Some of the refugees she encountered were happy to stay in Turkey, but others had dreams of making it to Europe. Stories of perilous sea crossings between Turkey and Greece began to emerge as waves of refugees risked their lives to start anew in the west. In total, more than a million migrants and refugees entered Europe in 2015, the vast majority via sea from Turkey. The tragic image of two-year-old Syrian Alan Kurdi lying face down on a Turkish beach after drowning on a sea crossing came to symbolise the desperate plight of people who dared to believe in a better future.
It was the biggest migration crisis in memory and Vural felt she had to record it in some way. “I saw many journalists [reporting] events from the shore. I wanted to be on the boat with [the refugees].”
In October 2015 she travelled to the Aegean coast, just south of Çanakkale, a known departure point for illegal crossings “My husband is a journalist and he understood why I had to go, but I didn’t tell my parents or my daughter. I didn’t want them to worry,” she says.
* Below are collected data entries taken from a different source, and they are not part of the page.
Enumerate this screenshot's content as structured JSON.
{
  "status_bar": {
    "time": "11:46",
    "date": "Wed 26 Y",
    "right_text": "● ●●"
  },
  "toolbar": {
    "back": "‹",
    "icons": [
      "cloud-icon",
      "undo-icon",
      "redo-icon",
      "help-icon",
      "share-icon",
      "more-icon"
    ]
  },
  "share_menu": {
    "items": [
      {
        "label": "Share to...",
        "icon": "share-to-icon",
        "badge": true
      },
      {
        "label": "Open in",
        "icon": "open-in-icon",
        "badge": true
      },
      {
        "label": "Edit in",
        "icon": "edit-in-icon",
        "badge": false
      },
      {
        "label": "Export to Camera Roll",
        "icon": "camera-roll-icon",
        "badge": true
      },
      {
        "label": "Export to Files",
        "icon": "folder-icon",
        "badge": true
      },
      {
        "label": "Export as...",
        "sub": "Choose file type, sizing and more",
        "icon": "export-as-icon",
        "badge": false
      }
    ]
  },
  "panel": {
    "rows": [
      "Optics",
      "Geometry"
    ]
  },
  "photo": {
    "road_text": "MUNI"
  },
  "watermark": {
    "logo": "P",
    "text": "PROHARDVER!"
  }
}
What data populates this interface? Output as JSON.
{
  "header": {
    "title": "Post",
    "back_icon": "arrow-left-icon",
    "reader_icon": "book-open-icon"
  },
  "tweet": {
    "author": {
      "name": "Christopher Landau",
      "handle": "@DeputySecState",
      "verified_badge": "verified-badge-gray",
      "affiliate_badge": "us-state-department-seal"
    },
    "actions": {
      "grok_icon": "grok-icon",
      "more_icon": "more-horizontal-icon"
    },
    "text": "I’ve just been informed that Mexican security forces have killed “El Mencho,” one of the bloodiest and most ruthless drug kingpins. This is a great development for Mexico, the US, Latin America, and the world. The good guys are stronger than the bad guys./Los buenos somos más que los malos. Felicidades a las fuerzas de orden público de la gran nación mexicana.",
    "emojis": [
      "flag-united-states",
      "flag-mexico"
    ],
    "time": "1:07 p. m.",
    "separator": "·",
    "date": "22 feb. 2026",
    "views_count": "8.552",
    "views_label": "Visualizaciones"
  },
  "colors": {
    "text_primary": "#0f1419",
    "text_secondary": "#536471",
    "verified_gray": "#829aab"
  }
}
The hazardous journey is expensive: the migrants Vural joined paid about £2,000 for each person. They were understandably anxious about the journey but Vural saw their courage too. They had to abandon their belongings when the smugglers ordered them to make space for everyone and squeeze in. They were also bidding farewell to their families and to the lives left behind. “They brought only the future with them,” says Vural.
After arriving in Greece, the migrants were sent to a refugee camp for processing. But Vural was arrested by the Greek coastguard as a suspected people-smuggler.
“For the first time in my life I was handcuffed, then I was taken to the judge, who said I would be tried for two serious crimes: human trafficking and entering the country illegally. They said I faced a jail term of 25 years.”
She was shocked and scared but, she says, “I tried not to be regretful.”
After calls to the Turkish embassy, letters from her newspaper and a €3,000 (£2,600) warranty, the authorities accepted that she was a journalist and released her five days later. But her confiscated phone was never returned to her so she was unable to contact the refugees whose number she had taken.
But Vural had the photographs. She named the series Journey in the Death Boat but the Turkish media, which had splashed her photo on the front pages when she was arrested, showed no interest in the story of the refugees’ journey. Though she was never given a reason, Vural believes this is because the project criticises Turkey for allowing people smugglers to operate.
Next week the project will go on display for the first time in the UK in an exhibition at Coventry Cathedral on the 10-12 November as part of the sixthRising Global Peace Forum. The series is a tribute to her determination, and to the refugees who risked everything for a better life. Today, she thinks about the migrants often, wondering how many made it to their dream destination: Germany.
Vural is now a migrant herself. In April she moved to the UK to set up her photography business, dismayed by the political climate in Turkey, where “opposition journalists no longer have a right to life,” she says, since the Turkish government cracked down on free speech after the 2016 failed coup attempt.
She is acutely aware of the freedom she has to return to Turkey whenever she wishes. She plans to use that freedom to continue photographing those who have little chance of returning home. “I want to continue to work with refugees in the UK,” she says.